To solve this problem, we will use the Rational Zero Theorem, which states that any rational root of the polynomial $f(x) = 4x^5 - 8x^4 - 5x^3 + 10x^2 + x - 2$ must be of the form $\frac{p}{q}$, where $p$ is a factor of the constant term (-2) and $q$ is a factor of the leading coefficient (4).

Step 1: List factors of the constant term (-2).

The factors of -2 are: $\pm 1, \pm 2$

Step 2: List factors of the leading coefficient (4).

The factors of 4 are: $\pm 1, \pm 2, \pm 4$

Step 3: List all possible rational zeros.

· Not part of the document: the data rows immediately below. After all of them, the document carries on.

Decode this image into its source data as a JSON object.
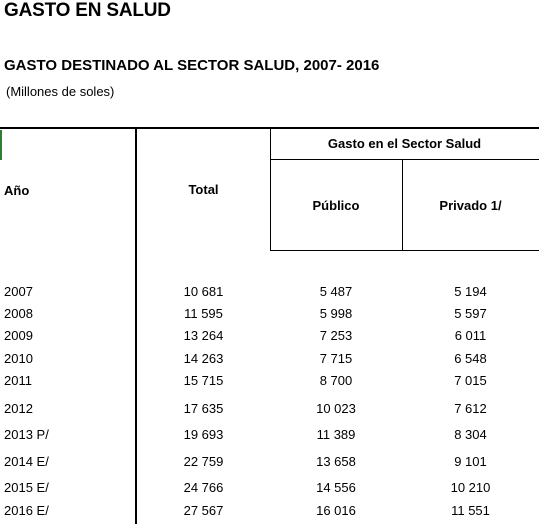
{
  "title": "GASTO EN SALUD",
  "subtitle": "GASTO DESTINADO AL SECTOR SALUD, 2007- 2016",
  "unit_note": "(Millones de soles)",
  "table": {
    "col_year": "Año",
    "col_total": "Total",
    "group_header": "Gasto en el Sector Salud",
    "col_public": "Público",
    "col_private": "Privado 1/",
    "rows": [
      {
        "year": "2007",
        "total": "10 681",
        "public": "5 487",
        "private": "5 194"
      },
      {
        "year": "2008",
        "total": "11 595",
        "public": "5 998",
        "private": "5 597"
      },
      {
        "year": "2009",
        "total": "13 264",
        "public": "7 253",
        "private": "6 011"
      },
      {
        "year": "2010",
        "total": "14 263",
        "public": "7 715",
        "private": "6 548"
      },
      {
        "year": "2011",
        "total": "15 715",
        "public": "8 700",
        "private": "7 015"
      },
      {
        "year": "2012",
        "total": "17 635",
        "public": "10 023",
        "private": "7 612"
      },
      {
        "year": "2013 P/",
        "total": "19 693",
        "public": "11 389",
        "private": "8 304"
      },
      {
        "year": "2014 E/",
        "total": "22 759",
        "public": "13 658",
        "private": "9 101"
      },
      {
        "year": "2015 E/",
        "total": "24 766",
        "public": "14 556",
        "private": "10 210"
      },
      {
        "year": "2016 E/",
        "total": "27 567",
        "public": "16 016",
        "private": "11 551"
      }
    ]
  }
}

The possible rational zeros are given by $\frac{p}{q}$, where $p$ is a factor of -2 and $q$ is a factor of 4. This gives us the possible rational zeros as: $\pm 1, \pm \frac{1}{2}, \pm \frac{1}{4}, \pm 2$

Step 4: Verify which of these potential zeros are actual zeros based on the graph.

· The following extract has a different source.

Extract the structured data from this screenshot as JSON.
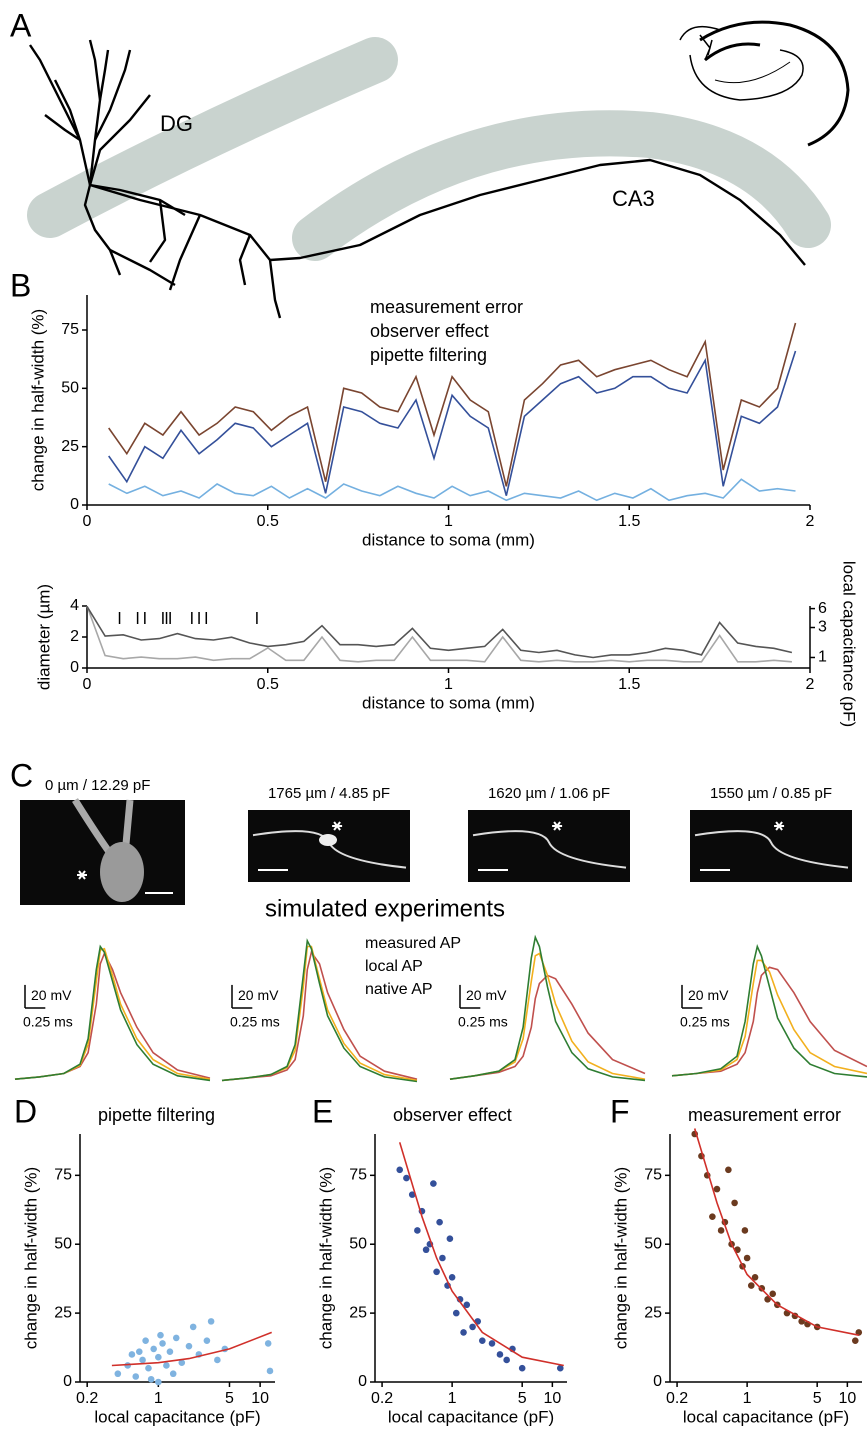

Looking at the graph, we can see the polynomial crosses the x-axis at approximately $x = -1$ and $x = 2$. Therefore, these values are likely zeros of the polynomial.

Answer:

The rational zeros are: $x = -1, 2$

Would you like further details or have any questions?

Related Questions:

1. How would you determine if there are any imaginary roots for the polynomial?
2. What would be the next step if none of the potential rational zeros worked?
3. How can synthetic division be used to verify these rational zeros?
4. How can the Rational Zero Theorem help in factoring polynomials?
5. What other techniques can be used to find the zeros of a polynomial?

Tip:

If a polynomial's leading coefficient is 1, the possible rational zeros are simply the factors of the constant term.